I'm not sure what's changed, there, but I did find another route. Following this page (not as arduous as it looks, 5-10 minutes work):

  • Installed GNOME shell browser integration
  • Installed User-Themes Extension
  • Download & install Dracula theme under ~/.themes
  • sudo apt-get install gnome-tweaks
  • Log off/in to notice the new themes, I think, may not be necessary
  • Open gnome-tweaks from console of Menu/search/tweaks
  • Go to Appearance, and change 'Shell' (which probably says Default) to Dracula.
  • This theme is now live, and looks similar to the default theme, similar enough that I can't see what's changed.
  • Edit ~/.themes/Dracula*/gnome-shell/gnome-shell.css.

Adjust that file as follows to turn the offending grey box red:

.switcher-list .item-box:selected {
    background-color: red; /*rgba(189, 147, 249, 0.5)*/
    color: #f8f8f2; }

[EDIT] Oh, PS, either switch the theme back and forth in gnome-tweaks or log out/in to effect the color change.

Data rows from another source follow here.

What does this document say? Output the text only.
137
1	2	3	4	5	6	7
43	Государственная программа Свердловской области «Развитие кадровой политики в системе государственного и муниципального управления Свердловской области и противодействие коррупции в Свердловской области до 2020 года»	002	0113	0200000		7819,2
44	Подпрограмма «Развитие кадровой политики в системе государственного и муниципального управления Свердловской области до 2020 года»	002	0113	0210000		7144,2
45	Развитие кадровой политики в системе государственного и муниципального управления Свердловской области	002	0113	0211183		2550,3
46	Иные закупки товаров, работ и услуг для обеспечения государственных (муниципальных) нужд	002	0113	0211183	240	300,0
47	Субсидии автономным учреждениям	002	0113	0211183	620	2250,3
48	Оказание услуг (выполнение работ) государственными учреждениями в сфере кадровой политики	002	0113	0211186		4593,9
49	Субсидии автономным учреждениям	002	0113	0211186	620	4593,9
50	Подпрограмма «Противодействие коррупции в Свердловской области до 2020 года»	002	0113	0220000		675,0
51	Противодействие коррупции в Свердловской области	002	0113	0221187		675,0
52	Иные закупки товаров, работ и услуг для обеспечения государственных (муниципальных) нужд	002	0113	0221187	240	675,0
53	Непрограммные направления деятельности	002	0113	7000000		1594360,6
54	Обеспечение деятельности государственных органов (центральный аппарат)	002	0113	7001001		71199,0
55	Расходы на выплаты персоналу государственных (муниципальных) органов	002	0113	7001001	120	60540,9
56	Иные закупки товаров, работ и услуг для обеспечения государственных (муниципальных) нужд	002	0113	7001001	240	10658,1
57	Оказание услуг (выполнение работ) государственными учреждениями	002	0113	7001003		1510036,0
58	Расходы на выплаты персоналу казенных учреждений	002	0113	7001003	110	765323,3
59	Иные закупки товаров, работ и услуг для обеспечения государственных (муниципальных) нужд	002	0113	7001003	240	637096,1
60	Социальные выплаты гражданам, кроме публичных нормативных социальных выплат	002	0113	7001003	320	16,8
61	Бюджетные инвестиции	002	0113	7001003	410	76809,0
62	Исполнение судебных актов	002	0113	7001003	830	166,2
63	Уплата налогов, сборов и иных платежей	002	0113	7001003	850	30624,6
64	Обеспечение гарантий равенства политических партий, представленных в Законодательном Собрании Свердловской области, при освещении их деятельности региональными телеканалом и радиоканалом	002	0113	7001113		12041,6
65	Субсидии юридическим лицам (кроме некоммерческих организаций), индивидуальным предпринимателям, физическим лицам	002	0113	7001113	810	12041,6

  • Thanks for your suggestion to use a different theme; I was really after a way to fix this in with the stock Ubuntu "Yaru" theme. FWIW, stock Ubuntu 22.04 doesn't have the alt-tab-app-switcher CSS class referenced in the other answer either; thus that answer doesn't work (which is why I haven't "accepted" it).
    – sxc731
    May 19, 2023 at 13:30
  • 2
    True, this isn't a direct answer to your question. I posted this more for folks like me who are desperate to solve this - this question is one of the most promising hits when googling the issue. I'm barely bothered at all how my screen looks, so Dracula for me is equivalent to Yaru (save for some rather groovy purple logout etc. buttons). I am very bothered by not being able to see what I'm doing, and my new bold red alt-tab highlight box is now bringing a smile to my face every time I switch tasks :). Now if only I could get back the old-style scrollbars that are as wide as my thumb... May 21, 2023 at 22:11

Another alternative that doesn't require any "code tweaking" (and works also on Ubuntu 24.04):

Install the gnome shell extension AATWS (Advanced Alt-Tab Window Switcher) and select the AATWS Light mode in the Common -> Appearance and Content -> Color Style settings menu.